Saturday, June 6, 2026

potato cart on wooden floor



This morning I heard the potato cart.


I was in bed listening. The sound told me what may be coming.


It is the sound of a potato cart being turned over and the potatoes spilling out onto a wooden floor. 


That is exactly how it sounds.


It doesn’t sound like people running upstairs on the floor while you are trying to sleep. Little kids running with complete abandon - back and forth. Unsupervised. 


I only bring up the running kids analogy because maybe it is something you can related to. Maybe you can’t imagine a potato cart being overturned on wooden floors although that would be a more accurate description of the sound.


If you live in the plains or the midwest part of the United States, you know the sound.
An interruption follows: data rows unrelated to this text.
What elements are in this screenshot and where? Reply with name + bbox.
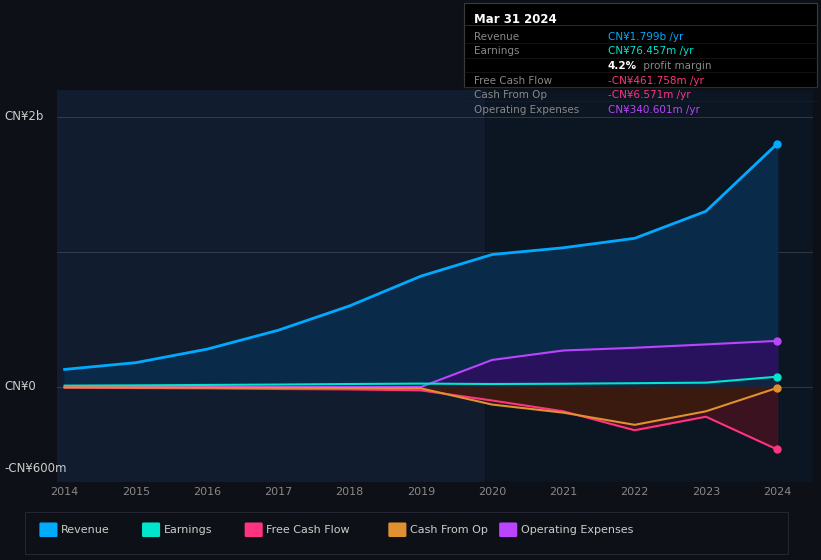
Text: CN¥0: CN¥0: [4, 380, 36, 394]
Text: -CN¥461.758m /yr: -CN¥461.758m /yr: [608, 76, 704, 86]
Text: Cash From Op: Cash From Op: [410, 525, 488, 535]
Bar: [485, 90, 813, 482]
Text: CN¥76.457m /yr: CN¥76.457m /yr: [608, 46, 693, 57]
Text: 4.2%: 4.2%: [608, 61, 636, 71]
Text: CN¥2b: CN¥2b: [4, 110, 44, 123]
Text: Operating Expenses: Operating Expenses: [521, 525, 633, 535]
Text: CN¥340.601m /yr: CN¥340.601m /yr: [608, 105, 699, 115]
Text: Revenue: Revenue: [474, 32, 519, 42]
Text: Free Cash Flow: Free Cash Flow: [474, 76, 552, 86]
Text: Earnings: Earnings: [163, 525, 212, 535]
Text: CN¥1.799b /yr: CN¥1.799b /yr: [608, 32, 683, 42]
Text: -CN¥6.571m /yr: -CN¥6.571m /yr: [608, 90, 690, 100]
Text: Free Cash Flow: Free Cash Flow: [266, 525, 350, 535]
Text: Mar 31 2024: Mar 31 2024: [474, 13, 557, 26]
Text: Revenue: Revenue: [61, 525, 109, 535]
Text: Operating Expenses: Operating Expenses: [474, 105, 579, 115]
Text: -CN¥600m: -CN¥600m: [4, 461, 67, 474]
Text: Cash From Op: Cash From Op: [474, 90, 547, 100]
Text: profit margin: profit margin: [640, 61, 712, 71]
Text: Earnings: Earnings: [474, 46, 519, 57]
If you live somewhere else in the world where the vastness of grasses and trees that stretch out forever doesn’t exist then maybe you haven’t heard the sound.


I was in bed listening. The sound told me what may be coming.


First it would be wind. Maybe a little at first. Then more. And then the rush. The crashing.


Once I saw it coming across the plains. We were traveling West - maybe in “The Dakotas” or Nebraska I don’t remember - and we were parked in a small motorized RV. 


Out on the plains. 


Exposed. 


Only two other RV’s in the park… not that it mattered.


I went outside to look at the sky because I heard the storm coming. I felt the wind on my face. The grasses nearby were bending showing you the direction of the wind. The rumble of the potato wagon was soft. It would get louder. Louder still. Then it would change and not be a rumble, but a crash.


The lightening would be upon us. Around us. I would then count the seconds from the flash of light until the crash of the thunder. The timing would tell me if it was close or far away. It was an exercise without true meaning because I didn’t know if three seconds meant it was in the RV park or a mile away.


While I was standing outside I could see the cloud front moving from the west. The wind grew stronger and the trees in the distance were in distress. The sky in the west was gray and the sky around me was a color that no one can agree upon. I call it green and no one else calls it green. They don’t have an alternative color to describe it. No one does. It is a weird color that accompanies these storms.


Everyone thinks that color bodes of a twister. A tornado, where the wind’s don’t sweep past you but twist around and around to carry whatever it wants away. They are terrible and have their own whimsical nature in that they don’t care. At their whim they will carry away a cat, a car, a tree, a house with a family of four. It doesn’t care. 


Somewhere in a city far away there is a man or woman looking at a computer screen and they are telling their boss that there is a storm. These people will try to make sense of the senseless. they will try to understand the chaos. They will fail. They will leave the people on the plains to their own devices and watch the wind as patterns on a screen, protected by distance. 


Maybe they will hit a button that will send a signal to that place on the plains far away. The signal will cause an alarm to sounds that says "get ready".  It says, "do the best you can". 


And the people at the computer screens may whisper a prayer or say "good luck".


The alarm will sound in a small city, no one in an RV park on the plains will hear it. They are, we are, "on our own".


Back on the plains I quickly stowed everything that was outside. There was nowhere to go. Should we go? Go where? Maybe if we left we would be driving into instead of away from the storm. Maybe. 


Would it be better to jump into a ditch at the last second if needed. Or was it better to “ride it out” inside the beast of a vehicle that was the RV. It wouldn’t be too late to know, until it was too late to know.


The wind swept by. It didn’t sweep us up. We weren’t observers nor were we participants. Observers don’t wonder if their molecules might be instantly rearranged by thousands of volts of random lightening followed by a load BOOM that they would not hear. Participants on the other hand might be made one with the wind, swept up and swept away. Sometimes they find the still bodies of the participants and sometimes they are,,, just… gone.


The wind swept by and went on across the plains to terrorize people to our East.  Suddenly it was calm. Some strange rain. Strange in that it was normal. And normal seemed strange after the madness of the storm.


Today I lay in bed and listened to the potato cart and remembered the day on the plains.